Stevens predicted developers would be uncertain about whether they would need permits to work around wetlands and regulators would struggle to apply Kennedy's test for determining whether land is connected to a navigable waterway.

Several justices urged the U.S. Army Corps of Engineers, the agency that determines whether to allow development of federally regulated wetlands, to clarify its regulations.

"I think it's a message to all federal agencies that they need to define their authority clearly under the law," said Reed Hopper, a lawyer with the Pacific Legal Foundation, which represents Rapanos.

Congress also may get involved. Bills pending in the House and Senate favor an expansive view of federal authority over wetlands. Rep. John Dingell, D-Mich., a sponsor of the House measure, said the Clean Water Act was meant to cover all the nation's waters and wetlands.

"By remanding the case back to the lower courts, the (Supreme) Court continues to bungle the clear intent of Congress," Dingell said.

Rapanos, 70, of Midland, ran afoul of regulators by attempting to develop three parcels they said contained wetlands.

He filled in a portion of one property with sand to build a shopping center, defying cease-and-desist orders and insisting it had no wetlands. The nearest navigable waterway is a Lake Huron tributary river about 20 miles away, but state and federal officials said adjacent ditches provided a direct surface link.

Carabell wanted to build condominiums on a 19-acre parcel in Macomb County, north of Detroit. He obtained a state permit but the Army Corps balked, saying the property had wetlands within the Lake St. Clair drainage system although they were separated from a tributary ditch by a man-made earthen berm.

Carabell and Rapanos lost in U.S. District Court and the 6th U.S. Circuit Court of Appeals in cases reaching back to the 1980s.

The Supreme Court's ruling was among several in recent years that grappled with the question of which wetlands are subject to federal regulation.
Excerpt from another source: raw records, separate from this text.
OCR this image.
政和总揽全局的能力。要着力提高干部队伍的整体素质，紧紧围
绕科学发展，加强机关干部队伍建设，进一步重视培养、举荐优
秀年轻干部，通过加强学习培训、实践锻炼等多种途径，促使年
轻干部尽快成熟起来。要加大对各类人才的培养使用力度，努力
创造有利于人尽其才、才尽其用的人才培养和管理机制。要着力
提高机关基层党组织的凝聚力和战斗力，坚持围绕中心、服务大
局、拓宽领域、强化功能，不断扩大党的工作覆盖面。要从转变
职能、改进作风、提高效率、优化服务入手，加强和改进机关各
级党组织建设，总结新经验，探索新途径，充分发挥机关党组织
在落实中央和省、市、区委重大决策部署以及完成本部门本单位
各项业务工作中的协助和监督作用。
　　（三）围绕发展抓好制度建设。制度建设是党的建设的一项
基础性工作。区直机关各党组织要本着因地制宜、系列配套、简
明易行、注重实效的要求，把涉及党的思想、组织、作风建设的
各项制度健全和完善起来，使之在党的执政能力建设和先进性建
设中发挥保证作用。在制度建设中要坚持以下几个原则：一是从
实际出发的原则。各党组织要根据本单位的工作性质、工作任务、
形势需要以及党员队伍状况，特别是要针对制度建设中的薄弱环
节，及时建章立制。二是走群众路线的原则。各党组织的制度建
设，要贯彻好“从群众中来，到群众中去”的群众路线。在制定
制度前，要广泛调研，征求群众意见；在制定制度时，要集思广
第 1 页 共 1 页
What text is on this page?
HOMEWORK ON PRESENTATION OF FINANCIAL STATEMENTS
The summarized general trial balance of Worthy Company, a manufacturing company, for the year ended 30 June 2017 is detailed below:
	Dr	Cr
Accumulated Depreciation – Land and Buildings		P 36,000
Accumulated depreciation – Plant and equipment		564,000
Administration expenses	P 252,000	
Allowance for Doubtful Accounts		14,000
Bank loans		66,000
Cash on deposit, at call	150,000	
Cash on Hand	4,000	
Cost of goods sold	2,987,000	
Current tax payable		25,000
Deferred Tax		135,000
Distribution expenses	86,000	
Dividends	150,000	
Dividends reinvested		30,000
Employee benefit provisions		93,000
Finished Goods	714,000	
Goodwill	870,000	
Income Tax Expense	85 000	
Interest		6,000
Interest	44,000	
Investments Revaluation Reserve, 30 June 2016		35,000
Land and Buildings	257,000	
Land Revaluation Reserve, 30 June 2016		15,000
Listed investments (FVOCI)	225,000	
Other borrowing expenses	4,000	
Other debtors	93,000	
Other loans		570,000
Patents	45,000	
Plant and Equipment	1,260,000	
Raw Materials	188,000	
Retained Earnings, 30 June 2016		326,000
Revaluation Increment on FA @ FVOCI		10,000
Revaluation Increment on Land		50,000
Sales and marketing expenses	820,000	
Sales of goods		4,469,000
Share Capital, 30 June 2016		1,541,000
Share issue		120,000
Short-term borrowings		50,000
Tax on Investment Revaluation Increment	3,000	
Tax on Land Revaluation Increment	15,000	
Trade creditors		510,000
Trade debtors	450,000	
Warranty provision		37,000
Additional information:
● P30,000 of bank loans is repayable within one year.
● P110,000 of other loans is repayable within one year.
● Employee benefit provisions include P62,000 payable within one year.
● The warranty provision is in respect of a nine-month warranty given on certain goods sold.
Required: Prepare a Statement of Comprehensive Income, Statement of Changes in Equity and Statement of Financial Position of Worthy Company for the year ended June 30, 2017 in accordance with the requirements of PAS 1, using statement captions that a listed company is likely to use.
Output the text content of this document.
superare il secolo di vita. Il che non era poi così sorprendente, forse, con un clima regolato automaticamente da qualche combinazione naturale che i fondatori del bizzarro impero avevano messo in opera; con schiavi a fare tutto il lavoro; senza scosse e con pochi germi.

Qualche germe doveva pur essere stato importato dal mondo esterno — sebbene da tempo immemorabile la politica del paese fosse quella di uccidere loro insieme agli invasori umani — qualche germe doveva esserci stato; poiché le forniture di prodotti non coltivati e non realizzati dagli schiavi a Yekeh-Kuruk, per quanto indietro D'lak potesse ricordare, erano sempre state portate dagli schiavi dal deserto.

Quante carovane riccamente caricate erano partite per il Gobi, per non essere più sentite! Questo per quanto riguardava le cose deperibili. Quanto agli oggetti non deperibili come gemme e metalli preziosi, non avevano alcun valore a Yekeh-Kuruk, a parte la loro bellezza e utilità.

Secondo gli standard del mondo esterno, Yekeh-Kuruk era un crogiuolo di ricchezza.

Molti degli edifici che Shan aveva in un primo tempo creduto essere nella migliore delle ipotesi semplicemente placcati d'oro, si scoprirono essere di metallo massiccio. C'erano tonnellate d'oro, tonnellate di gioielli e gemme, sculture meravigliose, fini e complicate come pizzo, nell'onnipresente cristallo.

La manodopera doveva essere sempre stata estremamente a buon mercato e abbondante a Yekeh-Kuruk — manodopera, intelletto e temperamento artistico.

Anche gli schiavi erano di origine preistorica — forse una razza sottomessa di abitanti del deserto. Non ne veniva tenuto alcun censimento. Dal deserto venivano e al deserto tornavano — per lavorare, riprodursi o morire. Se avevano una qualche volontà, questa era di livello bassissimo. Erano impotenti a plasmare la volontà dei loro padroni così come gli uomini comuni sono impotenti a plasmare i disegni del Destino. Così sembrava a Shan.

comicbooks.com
They have intensified the debate rather than settling it.

In his opinion, Scalia complained that federal regulators claim jurisdiction over as much as 300 million acres of swampy lands. "The entire land area of the United States lies in some drainage basin," he wrote.

Scalia had said the Corps of Engineers misinterpreted the term "waters of the United States."

"In applying the definition to `ephemeral streams,' `wet meadows,' storm sewers and culverts, ... man-made drainage ditches, and dry arroyos in the middle of the desert, the Corps has stretched the term `waters of the United States' beyond parody," he wrote.

Stevens countered that Scalia's opinion "needlessly jeopardizes the quality of our waters" by attempting to undo three decades of regulatory policy.

Scalia "seems unduly dismissive" of the public interest in clean water and wetland preservation, Kennedy said, while agreeing existing regulations were written too broadly.

The cases are Rapanos v. United States, 04-1034, Carabell v. Army Corps of Engineers, 04-1384.